Lorenzo gave his reasons for the purchase collapse to Columbia University graduate students at a lecture that was closed to the media.

Ueberroth offered $464 million for the strikebound airline and the deal for a time seemed likely until talks broke down for good over the issue of who would control the airline as it emerged from bankruptcy.

Eastern's unions demanded that the courts appoint a trustee but Lorenzo refused.

''He blamed it (the collapse) on the unions,'' said Michael Danitz, 27. ''He felt he should have been running the airline in the interim. He felt he was better qualified being in the airline (business) than somebody who's a trustee of the court.''

Steve Mazzari, 27, another student, said Lorenzo gave the audience a historical perspective on the Eastern troubles and then explained ''why the Uebberoth deal did not fly.''

Lorenzo told the students he wanted to ''run the company until we can pay our shareholders,'' he said. ''He said he was looking for the best deal in the interest of the shareholders. He thought hiring a trustee was not in their best interest.''

Another student who asked not to be identified said Lorenzo told them he planned to sell some of Eastern's assets ''and that will be better for the shareholders.''

About 100 protesters marched outside Uris Hall, where Lorenzo spoke for 20 minutes about the airline industry since deregulation and then answered students' questions for another 40 minutes.
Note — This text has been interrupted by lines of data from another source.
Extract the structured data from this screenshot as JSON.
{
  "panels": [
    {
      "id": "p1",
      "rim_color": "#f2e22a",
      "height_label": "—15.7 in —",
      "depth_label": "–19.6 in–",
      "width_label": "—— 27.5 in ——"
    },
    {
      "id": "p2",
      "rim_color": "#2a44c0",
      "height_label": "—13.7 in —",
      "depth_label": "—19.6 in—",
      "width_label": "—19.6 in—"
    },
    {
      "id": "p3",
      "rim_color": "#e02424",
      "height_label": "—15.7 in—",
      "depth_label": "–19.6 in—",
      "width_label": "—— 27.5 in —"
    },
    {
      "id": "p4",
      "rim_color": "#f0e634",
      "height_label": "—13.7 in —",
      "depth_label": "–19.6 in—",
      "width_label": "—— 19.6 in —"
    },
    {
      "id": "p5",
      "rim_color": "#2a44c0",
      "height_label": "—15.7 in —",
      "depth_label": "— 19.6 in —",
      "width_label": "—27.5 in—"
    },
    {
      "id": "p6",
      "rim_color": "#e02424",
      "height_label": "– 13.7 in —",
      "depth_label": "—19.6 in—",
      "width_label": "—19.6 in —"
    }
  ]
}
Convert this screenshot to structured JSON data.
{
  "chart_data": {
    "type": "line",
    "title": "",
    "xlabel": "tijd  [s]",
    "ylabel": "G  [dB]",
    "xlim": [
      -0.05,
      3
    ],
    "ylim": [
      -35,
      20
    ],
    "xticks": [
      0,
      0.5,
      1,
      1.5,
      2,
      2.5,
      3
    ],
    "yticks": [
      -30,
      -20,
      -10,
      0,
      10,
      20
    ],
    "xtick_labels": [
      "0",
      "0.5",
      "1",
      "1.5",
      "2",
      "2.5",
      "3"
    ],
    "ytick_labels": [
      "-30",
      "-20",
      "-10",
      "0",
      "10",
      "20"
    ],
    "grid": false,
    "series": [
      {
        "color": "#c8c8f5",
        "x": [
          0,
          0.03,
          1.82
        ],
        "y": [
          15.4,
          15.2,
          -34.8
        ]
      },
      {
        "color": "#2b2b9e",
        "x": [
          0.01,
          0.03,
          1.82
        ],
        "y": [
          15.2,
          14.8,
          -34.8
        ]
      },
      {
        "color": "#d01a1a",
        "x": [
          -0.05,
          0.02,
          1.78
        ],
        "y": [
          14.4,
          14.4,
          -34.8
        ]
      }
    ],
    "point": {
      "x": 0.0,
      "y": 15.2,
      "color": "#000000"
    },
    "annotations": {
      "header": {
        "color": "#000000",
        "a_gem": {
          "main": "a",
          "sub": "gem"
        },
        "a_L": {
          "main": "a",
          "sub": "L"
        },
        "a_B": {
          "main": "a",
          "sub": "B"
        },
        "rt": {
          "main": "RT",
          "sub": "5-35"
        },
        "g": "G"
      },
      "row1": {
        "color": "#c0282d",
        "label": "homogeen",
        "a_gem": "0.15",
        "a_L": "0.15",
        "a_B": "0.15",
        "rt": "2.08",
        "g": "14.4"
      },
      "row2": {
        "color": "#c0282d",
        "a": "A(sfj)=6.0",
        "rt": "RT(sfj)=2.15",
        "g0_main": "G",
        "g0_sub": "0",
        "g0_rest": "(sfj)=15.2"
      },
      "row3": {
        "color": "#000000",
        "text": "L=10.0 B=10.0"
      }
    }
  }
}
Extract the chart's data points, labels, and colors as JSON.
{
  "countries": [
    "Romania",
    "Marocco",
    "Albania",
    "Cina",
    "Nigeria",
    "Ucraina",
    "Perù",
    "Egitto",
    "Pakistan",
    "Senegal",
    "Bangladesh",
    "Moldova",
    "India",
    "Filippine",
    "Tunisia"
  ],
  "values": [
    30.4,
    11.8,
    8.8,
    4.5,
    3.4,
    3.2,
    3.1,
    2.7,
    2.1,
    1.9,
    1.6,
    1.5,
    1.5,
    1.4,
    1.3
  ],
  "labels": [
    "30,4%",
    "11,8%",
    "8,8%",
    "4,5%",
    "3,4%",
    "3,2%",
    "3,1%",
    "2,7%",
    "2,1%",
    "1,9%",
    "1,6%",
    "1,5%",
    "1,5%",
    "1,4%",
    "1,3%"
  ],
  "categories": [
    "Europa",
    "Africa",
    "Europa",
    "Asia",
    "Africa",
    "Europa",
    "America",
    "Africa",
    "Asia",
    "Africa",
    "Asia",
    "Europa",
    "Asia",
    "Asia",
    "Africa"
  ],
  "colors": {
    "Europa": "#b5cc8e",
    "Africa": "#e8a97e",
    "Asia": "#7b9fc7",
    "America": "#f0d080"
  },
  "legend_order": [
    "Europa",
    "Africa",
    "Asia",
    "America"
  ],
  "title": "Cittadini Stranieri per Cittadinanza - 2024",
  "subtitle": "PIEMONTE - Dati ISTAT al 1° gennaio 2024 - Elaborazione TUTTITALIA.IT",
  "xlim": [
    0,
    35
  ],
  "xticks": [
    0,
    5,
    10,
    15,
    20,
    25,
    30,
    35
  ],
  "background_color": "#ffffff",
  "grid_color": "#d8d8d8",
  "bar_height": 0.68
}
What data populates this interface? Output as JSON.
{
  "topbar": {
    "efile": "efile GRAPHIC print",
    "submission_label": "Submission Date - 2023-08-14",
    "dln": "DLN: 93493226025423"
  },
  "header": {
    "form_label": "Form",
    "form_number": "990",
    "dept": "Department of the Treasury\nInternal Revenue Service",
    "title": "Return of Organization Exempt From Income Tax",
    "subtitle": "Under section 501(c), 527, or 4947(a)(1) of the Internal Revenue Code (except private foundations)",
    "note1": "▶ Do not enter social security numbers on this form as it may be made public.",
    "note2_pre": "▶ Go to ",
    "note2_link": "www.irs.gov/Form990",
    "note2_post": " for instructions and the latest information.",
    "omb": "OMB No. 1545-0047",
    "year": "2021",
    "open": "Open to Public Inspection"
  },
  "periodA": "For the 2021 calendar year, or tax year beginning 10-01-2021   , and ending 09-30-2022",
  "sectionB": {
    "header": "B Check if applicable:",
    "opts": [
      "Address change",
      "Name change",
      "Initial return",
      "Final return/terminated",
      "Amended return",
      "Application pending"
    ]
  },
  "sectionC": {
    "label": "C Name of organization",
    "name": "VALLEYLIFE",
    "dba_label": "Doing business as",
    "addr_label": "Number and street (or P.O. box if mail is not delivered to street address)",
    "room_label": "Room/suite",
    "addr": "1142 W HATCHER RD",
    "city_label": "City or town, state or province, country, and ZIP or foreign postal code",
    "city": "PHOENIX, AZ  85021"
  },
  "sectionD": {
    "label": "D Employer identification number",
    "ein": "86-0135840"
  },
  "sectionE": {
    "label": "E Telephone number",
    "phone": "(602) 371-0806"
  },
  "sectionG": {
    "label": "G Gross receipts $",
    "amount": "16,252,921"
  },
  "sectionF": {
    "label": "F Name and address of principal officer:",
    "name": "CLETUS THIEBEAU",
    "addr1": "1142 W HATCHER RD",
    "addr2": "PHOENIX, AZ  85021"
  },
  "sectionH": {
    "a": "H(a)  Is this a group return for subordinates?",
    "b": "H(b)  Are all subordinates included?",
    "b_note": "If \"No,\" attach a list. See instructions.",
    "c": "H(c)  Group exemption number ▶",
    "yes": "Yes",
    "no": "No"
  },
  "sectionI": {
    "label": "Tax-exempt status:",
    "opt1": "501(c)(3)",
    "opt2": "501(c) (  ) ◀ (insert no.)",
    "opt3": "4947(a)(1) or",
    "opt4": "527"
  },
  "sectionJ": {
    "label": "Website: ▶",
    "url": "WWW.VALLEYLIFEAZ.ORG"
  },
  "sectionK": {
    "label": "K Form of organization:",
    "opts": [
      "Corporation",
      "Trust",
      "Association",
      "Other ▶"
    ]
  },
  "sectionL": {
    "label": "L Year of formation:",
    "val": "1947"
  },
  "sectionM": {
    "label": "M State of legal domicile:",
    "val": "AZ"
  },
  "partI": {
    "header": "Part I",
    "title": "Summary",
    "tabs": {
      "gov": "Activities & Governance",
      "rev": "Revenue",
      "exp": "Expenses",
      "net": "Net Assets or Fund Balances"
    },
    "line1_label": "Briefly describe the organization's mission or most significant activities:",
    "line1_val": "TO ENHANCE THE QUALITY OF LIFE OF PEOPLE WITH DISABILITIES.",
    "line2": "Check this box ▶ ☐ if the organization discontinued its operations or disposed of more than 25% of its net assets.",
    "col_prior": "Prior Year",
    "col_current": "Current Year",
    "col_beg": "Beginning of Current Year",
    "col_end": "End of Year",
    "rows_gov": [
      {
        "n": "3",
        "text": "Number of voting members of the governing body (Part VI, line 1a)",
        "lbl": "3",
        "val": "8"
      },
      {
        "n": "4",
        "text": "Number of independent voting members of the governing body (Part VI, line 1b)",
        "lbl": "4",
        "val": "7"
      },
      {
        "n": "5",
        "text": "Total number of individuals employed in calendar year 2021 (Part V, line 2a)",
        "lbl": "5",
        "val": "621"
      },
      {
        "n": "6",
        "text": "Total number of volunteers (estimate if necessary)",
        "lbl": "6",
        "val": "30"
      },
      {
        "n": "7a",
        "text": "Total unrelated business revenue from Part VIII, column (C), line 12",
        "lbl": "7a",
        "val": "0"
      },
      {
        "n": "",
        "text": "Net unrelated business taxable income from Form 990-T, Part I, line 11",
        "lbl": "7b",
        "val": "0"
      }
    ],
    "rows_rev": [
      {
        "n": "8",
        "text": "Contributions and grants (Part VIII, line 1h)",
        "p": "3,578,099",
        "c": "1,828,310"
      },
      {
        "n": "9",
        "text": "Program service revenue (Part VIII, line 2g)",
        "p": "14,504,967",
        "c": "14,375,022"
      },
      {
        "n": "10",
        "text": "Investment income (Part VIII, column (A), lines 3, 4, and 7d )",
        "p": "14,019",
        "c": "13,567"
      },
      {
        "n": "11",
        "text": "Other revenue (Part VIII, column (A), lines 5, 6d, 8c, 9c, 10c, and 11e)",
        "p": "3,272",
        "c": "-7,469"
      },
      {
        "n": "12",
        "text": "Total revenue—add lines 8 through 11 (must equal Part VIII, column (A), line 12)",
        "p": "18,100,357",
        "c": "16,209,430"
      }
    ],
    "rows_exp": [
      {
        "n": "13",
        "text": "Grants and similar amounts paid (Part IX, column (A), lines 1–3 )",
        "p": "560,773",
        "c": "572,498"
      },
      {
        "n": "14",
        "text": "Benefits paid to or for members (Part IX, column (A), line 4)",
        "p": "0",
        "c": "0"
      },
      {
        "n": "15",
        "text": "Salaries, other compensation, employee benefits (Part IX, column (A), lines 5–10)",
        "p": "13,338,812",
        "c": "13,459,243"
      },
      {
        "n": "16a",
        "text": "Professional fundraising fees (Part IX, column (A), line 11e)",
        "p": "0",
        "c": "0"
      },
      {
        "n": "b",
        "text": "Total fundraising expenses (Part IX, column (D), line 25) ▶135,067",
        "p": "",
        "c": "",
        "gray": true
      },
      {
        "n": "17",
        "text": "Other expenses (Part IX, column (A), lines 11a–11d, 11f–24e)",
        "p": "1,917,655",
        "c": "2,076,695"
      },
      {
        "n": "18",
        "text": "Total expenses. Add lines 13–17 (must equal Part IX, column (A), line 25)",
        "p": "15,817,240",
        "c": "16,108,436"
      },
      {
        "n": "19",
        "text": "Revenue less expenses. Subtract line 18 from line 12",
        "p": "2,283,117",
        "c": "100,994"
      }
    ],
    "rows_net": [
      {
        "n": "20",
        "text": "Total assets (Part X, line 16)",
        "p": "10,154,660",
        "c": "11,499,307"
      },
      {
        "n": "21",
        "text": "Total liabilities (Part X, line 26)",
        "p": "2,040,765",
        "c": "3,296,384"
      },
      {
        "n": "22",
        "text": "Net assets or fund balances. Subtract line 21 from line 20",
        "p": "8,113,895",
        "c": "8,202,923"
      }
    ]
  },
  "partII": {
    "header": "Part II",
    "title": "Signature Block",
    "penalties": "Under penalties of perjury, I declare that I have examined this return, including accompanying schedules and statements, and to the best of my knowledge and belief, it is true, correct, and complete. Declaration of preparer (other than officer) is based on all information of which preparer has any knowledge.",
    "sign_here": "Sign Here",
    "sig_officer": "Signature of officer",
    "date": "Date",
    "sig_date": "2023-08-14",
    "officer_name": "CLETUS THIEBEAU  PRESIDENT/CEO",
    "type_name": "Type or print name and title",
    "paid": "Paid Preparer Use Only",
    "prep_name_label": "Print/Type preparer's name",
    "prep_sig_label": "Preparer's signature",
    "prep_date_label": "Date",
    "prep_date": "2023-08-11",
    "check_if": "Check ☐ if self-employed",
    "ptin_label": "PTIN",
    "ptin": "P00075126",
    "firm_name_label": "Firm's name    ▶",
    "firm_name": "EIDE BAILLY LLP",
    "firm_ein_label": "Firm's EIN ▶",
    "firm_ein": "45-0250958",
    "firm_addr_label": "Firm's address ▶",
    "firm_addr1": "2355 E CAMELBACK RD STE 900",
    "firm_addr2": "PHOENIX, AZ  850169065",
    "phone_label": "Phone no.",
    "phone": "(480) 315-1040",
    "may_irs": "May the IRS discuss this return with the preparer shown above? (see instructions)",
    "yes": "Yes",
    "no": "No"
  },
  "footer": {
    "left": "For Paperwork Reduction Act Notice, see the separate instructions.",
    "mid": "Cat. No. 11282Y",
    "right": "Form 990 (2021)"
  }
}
One protester carried a sign that read, ''Frankie smooth talk '59. Some things never change.'' Lorenzo was graduated from Columbia in 1959.

The executive avoided the protesters by going through an underground entrance to address the lecture which had been scheduled since November as part of the university's Distinguished Lecture Series.

Marie-Odile Taillard, chairwoman of the series, said Lorenzo had asked that reporters not be among the 250 to 300 graduate business students who warmly applauded him at the conclusion of his lecture.

But not all the students were impressed.

''I went in there with a pretty bad impression of him and it didn't change,'' said one student, who asked not to be identified.

''He felt he was a scapegoat. He blamed everybody else for the situation. He seemed very unemotional,'' the student said.

Outside, striking Eastern pilot Harry MacLaughlin, 58, marched with other protesters as four security officers checked student identification cards at the building's front entrance.

''He's a brilliant person, a financial wizard,'' MacLaughlin said of Lorenzo. ''But he treats his employees in a demeaning manner.''

Danitz said one student asked Lorenzo what the students should do if they someday find themselves embroiled in a difficult labor situation.

''If it's a non-union place, don't let them in,'' Danitz quoted Lorenzo as saying.

''He said if management is doing a good job, there's no reason for unions to come in,'' Danitz said.